Advice for Startups and Other Would-Be Spin-Outs
Now, four years after fully spinning out from Shell, Cumulus is very much its own entity. Apart from a small royalty that they pay Shell on sales as part of their IP license, Cumulus is an independent Delaware S Corp.
It has had multiple rounds of successful fundraising and has found big customers other than Shell, including United Rentals, an industrial and construction equipment rental company.
Kleiman said he predicts that by the end of this year or early next year, data center clients, who use the product to assemble high voltage electrical connections, will overtake oil and gas as its biggest client sector.

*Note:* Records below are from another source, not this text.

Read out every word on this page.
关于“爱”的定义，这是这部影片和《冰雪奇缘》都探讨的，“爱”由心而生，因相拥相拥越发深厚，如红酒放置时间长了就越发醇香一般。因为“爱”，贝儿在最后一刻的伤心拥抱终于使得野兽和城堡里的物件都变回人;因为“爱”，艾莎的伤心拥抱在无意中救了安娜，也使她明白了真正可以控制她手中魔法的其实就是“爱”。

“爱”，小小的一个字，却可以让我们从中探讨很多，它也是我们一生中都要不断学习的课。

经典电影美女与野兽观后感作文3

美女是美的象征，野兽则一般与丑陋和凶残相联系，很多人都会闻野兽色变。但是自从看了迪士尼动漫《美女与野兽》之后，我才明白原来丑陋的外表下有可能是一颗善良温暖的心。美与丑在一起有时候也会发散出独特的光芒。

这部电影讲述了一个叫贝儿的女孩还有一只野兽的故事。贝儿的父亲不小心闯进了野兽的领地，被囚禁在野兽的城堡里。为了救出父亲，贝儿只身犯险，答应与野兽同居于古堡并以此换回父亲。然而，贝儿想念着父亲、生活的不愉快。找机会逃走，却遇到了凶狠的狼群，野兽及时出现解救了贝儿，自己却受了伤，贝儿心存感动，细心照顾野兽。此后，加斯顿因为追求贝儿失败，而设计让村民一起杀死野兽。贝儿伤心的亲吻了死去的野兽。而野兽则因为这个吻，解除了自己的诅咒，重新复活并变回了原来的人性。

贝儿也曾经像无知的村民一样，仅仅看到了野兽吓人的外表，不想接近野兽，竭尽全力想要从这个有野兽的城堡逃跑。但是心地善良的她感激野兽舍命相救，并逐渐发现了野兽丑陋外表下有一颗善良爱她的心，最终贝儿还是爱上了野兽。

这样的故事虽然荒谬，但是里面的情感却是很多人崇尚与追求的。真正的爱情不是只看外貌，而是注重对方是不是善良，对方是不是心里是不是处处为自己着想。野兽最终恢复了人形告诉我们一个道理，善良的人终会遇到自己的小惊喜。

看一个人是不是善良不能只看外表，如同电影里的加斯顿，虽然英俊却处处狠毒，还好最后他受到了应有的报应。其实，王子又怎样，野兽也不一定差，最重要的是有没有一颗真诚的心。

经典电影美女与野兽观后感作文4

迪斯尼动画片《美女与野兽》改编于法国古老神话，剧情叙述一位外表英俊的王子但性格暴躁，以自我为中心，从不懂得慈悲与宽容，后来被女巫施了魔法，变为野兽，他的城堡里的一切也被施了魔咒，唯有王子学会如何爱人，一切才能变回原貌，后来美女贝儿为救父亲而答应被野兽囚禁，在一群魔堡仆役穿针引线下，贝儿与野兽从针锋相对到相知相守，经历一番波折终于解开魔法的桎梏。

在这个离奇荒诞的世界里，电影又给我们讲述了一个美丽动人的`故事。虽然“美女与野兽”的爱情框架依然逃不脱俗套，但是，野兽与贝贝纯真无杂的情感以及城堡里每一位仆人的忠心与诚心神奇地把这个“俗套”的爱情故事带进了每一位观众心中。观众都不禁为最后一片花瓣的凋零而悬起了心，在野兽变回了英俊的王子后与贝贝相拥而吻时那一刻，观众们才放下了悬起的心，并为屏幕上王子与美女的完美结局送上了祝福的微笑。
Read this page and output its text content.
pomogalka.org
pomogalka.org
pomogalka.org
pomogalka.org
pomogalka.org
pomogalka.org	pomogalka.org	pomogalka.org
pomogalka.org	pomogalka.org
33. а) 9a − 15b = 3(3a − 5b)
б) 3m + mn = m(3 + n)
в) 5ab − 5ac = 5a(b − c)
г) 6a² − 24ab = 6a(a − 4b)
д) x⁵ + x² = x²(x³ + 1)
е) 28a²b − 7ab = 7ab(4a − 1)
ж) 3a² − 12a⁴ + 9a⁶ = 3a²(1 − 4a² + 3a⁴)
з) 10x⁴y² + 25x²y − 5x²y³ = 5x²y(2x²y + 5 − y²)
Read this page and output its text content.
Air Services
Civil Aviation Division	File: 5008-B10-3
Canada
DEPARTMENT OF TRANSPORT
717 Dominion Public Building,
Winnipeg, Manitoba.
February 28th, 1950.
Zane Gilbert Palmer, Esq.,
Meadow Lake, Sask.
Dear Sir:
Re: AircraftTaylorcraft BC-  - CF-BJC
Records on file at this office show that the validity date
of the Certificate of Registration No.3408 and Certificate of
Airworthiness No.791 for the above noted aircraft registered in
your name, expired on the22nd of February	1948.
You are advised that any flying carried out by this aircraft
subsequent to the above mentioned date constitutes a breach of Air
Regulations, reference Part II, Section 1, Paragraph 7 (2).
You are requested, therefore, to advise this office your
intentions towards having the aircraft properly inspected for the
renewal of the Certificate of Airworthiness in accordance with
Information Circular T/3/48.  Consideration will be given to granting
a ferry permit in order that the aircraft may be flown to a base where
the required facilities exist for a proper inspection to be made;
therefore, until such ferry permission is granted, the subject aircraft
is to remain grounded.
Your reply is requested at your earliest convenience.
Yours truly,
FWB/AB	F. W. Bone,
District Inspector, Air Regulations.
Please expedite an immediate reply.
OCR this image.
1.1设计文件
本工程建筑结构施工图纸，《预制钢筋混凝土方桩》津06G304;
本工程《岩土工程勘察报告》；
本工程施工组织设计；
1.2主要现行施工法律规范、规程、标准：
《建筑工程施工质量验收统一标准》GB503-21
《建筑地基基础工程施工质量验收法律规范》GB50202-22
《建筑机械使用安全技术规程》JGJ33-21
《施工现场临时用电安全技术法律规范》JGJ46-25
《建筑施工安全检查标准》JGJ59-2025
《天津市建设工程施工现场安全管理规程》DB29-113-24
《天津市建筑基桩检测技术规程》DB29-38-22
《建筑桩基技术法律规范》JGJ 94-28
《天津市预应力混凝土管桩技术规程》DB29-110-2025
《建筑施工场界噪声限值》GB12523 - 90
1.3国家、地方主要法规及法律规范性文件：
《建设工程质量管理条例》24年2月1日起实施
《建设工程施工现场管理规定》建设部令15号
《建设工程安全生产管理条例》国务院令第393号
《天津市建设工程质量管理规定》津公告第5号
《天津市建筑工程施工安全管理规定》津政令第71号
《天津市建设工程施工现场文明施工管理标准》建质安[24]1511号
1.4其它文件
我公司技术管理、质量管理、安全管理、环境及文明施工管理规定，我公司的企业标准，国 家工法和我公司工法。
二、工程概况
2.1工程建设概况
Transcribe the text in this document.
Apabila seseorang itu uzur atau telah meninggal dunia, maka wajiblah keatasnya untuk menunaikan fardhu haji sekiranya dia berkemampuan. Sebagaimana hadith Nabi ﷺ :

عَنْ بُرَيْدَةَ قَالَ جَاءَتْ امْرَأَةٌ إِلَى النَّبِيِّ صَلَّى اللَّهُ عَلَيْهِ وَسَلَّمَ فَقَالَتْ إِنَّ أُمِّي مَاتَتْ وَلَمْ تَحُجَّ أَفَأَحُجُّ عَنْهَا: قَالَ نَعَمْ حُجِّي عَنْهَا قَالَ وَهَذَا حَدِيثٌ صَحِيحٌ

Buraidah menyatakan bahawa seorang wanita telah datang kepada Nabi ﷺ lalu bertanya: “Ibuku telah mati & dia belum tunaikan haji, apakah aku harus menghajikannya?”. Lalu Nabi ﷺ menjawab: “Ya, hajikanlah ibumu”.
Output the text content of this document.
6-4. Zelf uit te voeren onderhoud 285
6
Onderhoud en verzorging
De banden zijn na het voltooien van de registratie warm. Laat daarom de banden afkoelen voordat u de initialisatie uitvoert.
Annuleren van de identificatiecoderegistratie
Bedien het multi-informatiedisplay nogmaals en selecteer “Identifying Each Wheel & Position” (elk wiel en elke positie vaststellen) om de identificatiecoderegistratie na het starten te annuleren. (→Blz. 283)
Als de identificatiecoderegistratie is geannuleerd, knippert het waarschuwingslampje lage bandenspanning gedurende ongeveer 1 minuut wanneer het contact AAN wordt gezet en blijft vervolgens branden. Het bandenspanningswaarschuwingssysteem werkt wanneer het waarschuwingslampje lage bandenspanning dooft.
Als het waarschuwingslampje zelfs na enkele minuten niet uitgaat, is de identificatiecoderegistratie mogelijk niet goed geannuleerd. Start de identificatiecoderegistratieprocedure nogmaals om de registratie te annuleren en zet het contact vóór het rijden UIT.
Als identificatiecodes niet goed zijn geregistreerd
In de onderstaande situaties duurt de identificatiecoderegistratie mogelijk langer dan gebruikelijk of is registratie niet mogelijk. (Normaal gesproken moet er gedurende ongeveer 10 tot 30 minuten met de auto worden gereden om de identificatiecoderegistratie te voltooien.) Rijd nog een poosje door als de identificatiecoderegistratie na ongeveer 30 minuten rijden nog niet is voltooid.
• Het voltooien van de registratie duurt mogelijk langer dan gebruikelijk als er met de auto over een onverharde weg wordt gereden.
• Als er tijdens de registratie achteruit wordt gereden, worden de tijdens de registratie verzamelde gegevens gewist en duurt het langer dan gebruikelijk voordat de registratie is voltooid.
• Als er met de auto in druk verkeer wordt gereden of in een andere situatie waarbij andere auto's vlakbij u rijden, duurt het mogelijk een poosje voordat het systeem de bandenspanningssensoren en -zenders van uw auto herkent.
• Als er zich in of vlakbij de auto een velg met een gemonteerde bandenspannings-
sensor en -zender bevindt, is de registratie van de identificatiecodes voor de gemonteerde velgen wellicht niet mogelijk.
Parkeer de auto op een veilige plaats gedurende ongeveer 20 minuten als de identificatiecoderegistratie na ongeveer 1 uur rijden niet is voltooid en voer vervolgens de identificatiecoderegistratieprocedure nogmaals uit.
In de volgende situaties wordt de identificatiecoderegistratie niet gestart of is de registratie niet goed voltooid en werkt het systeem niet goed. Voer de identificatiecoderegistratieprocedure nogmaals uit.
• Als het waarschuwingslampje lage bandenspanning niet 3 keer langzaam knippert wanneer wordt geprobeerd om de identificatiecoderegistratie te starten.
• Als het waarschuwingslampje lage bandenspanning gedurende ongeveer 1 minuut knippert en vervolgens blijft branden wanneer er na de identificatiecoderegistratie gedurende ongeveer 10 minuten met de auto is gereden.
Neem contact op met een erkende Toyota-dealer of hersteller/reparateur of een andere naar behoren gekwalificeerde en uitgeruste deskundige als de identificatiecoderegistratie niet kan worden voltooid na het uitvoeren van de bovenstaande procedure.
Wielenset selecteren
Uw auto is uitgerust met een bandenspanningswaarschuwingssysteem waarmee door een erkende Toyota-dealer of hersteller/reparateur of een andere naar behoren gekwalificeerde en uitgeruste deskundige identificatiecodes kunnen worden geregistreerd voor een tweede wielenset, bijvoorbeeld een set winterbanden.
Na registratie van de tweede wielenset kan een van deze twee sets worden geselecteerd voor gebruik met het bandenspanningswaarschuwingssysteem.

“It was an important milestone for us that [Shell is] no longer our largest customer,” Kleiman said.
Cumulus’ heritage was an advantage in the early days of partnering with large companies. Having Shell, a major corporation, on their list of existing customers from the beginning, helped foster trust with other large companies.
Because of Kleiman’s experiences at Shell, he said he also understood how large corporations view startups, which allowed him to pitch to them more effectively.
For startups without a long list of brand-name customers, Kleiman suggested focusing on ensuring the company can scale up and deliver. During Kleiman’s time at Shell, he says he saw many small companies fail when it was time to transition from a small pilot test to a full-scale deployment.
“That’s a huge point of failure for a lot of companies that we saw when I was a customer of these technologies in Shell,” Kleiman said.
And to intrapreneurs who believe they have an idea that is worth spinning out, Kleiman advised evaluating whether they really have a scalable product.
“Assume that you [will] never get $1 of business from whatever company that you’re in. How is this going to actually work as a business without that initial one customer?” Kleiman said. “Once you’re out, you’re out. And so you are a vendor: you no longer have special status; you’re no longer on the same email system; you no longer have access to people’s calendars. You are selling back into that same company. My advice is, just because you’ve had internal success doesn’t mean you’re going to have external success.”